Les chercheurs de l’université de Cambridge ont identifié l’utérus comme l’endroit le plus courant pour l’apparition de nouvelles tumeurs chez ces patientes, suivi par le sang et les ovaires. Les facteurs génétiques, notamment les mutations héréditaires BRCA1 et BRCA2, ainsi que les habitudes de vie comme le tabagisme, la consommation excessive d’alcool et l’obésité, sont pointés du doigt comme des éléments contribuant à ce risque accru. L’étude a également révélé que les hommes survivants du cancer du sein, bien que représentant une petite proportion des cas, sont également plus susceptibles de développer d’autres cancers, notamment celui de la prostate.

Chaque année au Royaume-Uni, environ 55 000 femmes et 400 hommes sont diagnostiqués avec un cancer du sein, pour un peu plus de 60 000 femmes en France. Grâce aux progrès thérapeutiques, près de neuf patients sur dix survivent cinq ans après le diagnostic.
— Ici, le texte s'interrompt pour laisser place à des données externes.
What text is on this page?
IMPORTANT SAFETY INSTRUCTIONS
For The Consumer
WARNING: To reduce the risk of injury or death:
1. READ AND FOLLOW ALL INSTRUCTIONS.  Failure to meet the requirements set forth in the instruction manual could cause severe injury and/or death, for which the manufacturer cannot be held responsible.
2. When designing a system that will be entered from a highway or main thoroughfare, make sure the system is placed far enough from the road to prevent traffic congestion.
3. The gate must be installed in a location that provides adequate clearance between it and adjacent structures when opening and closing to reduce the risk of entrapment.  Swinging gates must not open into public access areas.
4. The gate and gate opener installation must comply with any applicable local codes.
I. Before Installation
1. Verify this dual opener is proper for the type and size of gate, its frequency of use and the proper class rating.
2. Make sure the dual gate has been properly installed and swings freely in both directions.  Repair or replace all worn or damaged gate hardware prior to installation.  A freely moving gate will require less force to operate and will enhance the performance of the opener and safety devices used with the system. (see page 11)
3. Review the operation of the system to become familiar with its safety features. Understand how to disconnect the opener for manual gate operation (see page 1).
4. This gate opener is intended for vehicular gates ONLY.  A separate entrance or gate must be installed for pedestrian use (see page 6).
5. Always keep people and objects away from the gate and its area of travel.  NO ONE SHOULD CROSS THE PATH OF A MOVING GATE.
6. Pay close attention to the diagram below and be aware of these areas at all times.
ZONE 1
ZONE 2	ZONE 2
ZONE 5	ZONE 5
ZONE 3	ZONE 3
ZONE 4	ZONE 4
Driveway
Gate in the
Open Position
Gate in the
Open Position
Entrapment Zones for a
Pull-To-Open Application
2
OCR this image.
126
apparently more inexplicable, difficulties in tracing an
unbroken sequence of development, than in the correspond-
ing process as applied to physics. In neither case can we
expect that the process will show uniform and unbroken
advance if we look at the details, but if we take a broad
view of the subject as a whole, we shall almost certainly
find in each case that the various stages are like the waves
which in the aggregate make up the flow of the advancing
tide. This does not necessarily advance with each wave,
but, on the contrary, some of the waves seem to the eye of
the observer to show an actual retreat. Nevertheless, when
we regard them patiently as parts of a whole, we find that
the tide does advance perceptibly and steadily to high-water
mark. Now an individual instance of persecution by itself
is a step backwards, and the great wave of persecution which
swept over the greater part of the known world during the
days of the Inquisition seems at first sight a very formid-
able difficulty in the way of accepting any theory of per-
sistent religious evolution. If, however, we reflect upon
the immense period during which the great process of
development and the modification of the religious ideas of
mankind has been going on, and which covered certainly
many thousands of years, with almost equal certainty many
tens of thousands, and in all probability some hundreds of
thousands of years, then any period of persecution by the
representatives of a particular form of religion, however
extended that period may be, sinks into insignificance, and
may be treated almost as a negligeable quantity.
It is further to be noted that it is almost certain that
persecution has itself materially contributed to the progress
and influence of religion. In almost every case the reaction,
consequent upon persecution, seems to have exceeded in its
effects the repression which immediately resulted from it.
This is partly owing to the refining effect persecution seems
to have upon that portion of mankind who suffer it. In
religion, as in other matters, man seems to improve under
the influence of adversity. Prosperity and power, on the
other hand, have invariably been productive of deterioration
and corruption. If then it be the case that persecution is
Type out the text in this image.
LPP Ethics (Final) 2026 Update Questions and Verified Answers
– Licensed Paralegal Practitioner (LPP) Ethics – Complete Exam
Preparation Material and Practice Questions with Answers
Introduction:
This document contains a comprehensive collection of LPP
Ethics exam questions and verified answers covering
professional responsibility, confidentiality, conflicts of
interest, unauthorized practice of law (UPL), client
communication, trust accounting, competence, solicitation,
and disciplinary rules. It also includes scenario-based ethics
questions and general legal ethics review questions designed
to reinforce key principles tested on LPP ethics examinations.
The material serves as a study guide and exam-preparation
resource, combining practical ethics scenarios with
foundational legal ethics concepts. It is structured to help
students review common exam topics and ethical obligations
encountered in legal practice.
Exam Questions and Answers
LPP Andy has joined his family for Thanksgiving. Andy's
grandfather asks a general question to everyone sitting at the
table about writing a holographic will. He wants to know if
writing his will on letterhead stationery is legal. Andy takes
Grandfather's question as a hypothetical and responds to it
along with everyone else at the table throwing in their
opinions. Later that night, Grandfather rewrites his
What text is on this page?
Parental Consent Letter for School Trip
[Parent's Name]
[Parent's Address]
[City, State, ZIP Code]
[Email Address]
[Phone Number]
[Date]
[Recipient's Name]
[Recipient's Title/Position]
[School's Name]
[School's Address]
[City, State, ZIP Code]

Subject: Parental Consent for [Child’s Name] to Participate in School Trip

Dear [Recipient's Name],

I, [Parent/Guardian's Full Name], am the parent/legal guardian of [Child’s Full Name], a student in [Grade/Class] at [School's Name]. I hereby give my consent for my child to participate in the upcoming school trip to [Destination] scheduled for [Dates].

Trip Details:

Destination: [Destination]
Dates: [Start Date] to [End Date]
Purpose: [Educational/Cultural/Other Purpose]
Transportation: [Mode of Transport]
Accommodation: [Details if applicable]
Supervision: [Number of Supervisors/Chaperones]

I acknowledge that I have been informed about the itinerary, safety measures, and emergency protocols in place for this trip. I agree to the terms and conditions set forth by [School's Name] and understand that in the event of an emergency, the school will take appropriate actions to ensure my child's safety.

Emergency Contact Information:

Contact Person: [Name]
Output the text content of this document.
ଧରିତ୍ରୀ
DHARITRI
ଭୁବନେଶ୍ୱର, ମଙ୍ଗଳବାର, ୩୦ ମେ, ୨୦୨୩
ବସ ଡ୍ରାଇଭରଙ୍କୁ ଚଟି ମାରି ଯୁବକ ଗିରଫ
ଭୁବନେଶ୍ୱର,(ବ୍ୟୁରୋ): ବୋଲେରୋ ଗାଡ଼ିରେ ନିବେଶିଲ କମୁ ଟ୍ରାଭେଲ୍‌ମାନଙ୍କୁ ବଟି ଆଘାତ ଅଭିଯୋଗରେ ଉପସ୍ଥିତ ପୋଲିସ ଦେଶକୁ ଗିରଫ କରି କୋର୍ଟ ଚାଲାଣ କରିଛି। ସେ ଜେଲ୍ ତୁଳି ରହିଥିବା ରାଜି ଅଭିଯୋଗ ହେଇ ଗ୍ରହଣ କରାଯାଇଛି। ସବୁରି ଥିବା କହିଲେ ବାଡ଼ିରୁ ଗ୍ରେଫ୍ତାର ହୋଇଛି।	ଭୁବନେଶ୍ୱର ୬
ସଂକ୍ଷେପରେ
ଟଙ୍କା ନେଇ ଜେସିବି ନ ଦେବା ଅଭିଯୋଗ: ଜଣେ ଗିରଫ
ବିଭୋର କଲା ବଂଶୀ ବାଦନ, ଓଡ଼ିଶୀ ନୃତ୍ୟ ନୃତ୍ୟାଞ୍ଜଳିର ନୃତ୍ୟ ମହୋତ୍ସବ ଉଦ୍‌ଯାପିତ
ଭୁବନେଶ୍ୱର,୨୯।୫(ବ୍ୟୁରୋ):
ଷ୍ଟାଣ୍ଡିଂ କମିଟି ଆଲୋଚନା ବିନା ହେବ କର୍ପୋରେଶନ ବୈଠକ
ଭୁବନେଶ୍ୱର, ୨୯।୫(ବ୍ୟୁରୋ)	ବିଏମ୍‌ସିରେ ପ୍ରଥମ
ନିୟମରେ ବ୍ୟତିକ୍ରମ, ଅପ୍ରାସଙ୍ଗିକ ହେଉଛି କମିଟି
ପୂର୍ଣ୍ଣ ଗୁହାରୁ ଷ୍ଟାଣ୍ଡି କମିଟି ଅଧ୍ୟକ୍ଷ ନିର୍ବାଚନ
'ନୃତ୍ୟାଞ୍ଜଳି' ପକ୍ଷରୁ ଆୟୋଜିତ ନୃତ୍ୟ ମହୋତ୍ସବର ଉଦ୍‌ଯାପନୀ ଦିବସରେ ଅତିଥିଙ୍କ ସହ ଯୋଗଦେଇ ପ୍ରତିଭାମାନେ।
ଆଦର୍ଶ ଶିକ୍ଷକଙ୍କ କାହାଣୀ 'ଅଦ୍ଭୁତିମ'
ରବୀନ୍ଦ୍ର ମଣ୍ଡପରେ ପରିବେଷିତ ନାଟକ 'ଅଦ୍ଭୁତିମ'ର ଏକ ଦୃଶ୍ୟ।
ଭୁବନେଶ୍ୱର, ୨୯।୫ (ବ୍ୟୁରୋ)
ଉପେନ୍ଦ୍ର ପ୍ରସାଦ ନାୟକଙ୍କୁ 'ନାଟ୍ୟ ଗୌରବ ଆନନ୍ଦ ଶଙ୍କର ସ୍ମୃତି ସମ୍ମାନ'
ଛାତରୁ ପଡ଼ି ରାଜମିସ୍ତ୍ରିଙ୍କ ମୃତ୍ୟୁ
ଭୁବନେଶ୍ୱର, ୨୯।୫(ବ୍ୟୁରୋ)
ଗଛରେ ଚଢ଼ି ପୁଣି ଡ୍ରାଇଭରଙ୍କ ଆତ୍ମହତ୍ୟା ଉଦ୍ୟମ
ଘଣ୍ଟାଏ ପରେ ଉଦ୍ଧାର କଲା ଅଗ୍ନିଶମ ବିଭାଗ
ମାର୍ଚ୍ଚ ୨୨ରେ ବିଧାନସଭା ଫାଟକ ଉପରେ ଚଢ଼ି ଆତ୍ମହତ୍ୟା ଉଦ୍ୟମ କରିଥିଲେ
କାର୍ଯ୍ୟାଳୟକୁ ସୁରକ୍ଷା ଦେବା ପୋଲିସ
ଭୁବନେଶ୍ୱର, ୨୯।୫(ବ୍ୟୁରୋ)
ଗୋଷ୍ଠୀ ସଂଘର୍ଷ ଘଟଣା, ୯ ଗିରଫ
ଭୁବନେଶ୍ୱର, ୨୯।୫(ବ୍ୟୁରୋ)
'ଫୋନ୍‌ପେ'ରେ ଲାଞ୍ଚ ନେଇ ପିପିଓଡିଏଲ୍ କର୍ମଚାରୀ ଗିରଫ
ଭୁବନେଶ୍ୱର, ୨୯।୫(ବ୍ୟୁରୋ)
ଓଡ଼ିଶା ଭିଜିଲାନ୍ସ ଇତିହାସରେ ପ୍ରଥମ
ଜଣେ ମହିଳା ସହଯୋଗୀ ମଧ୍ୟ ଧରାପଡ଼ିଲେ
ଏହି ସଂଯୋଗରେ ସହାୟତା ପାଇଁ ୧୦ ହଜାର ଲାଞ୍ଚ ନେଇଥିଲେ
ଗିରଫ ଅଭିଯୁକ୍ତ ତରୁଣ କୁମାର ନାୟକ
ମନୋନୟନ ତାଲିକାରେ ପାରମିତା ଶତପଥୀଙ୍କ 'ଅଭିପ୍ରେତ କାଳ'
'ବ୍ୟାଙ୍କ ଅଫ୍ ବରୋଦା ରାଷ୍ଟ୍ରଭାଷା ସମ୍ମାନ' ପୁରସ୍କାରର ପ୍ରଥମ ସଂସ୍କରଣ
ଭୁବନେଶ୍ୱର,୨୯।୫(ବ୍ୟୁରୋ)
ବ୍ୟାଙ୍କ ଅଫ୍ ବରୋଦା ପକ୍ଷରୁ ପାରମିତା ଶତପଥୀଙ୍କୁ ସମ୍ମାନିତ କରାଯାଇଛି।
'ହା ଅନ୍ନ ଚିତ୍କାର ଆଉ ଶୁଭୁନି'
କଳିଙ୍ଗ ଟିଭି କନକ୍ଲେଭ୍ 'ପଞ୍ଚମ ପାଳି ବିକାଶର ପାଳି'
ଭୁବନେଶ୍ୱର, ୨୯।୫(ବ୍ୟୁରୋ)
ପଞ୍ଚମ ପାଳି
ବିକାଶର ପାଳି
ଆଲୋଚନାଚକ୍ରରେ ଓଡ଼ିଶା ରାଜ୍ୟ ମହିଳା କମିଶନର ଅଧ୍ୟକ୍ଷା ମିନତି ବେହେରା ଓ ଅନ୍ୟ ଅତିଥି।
Ces résultats soulignent l’importance d’un suivi médical régulier pour les survivantes du cancer du sein afin de détecter précocement d’autres tumeurs. Le Dr Simon Vincent, de l’organisation caritative Breast Cancer Now, souligne la nécessité de recherches supplémentaires pour déterminer les meilleures pratiques de suivi pour ces patients.

Cette étude intervient après le récent cas “extrêmement rare” de Jess Parsons, qui a développé une nouvelle forme de cancer du sein quelques semaines après avoir été déclarée exempte de la maladie, mettant en lumière les défis auxquels sont confrontées les survivantes du cancer du sein.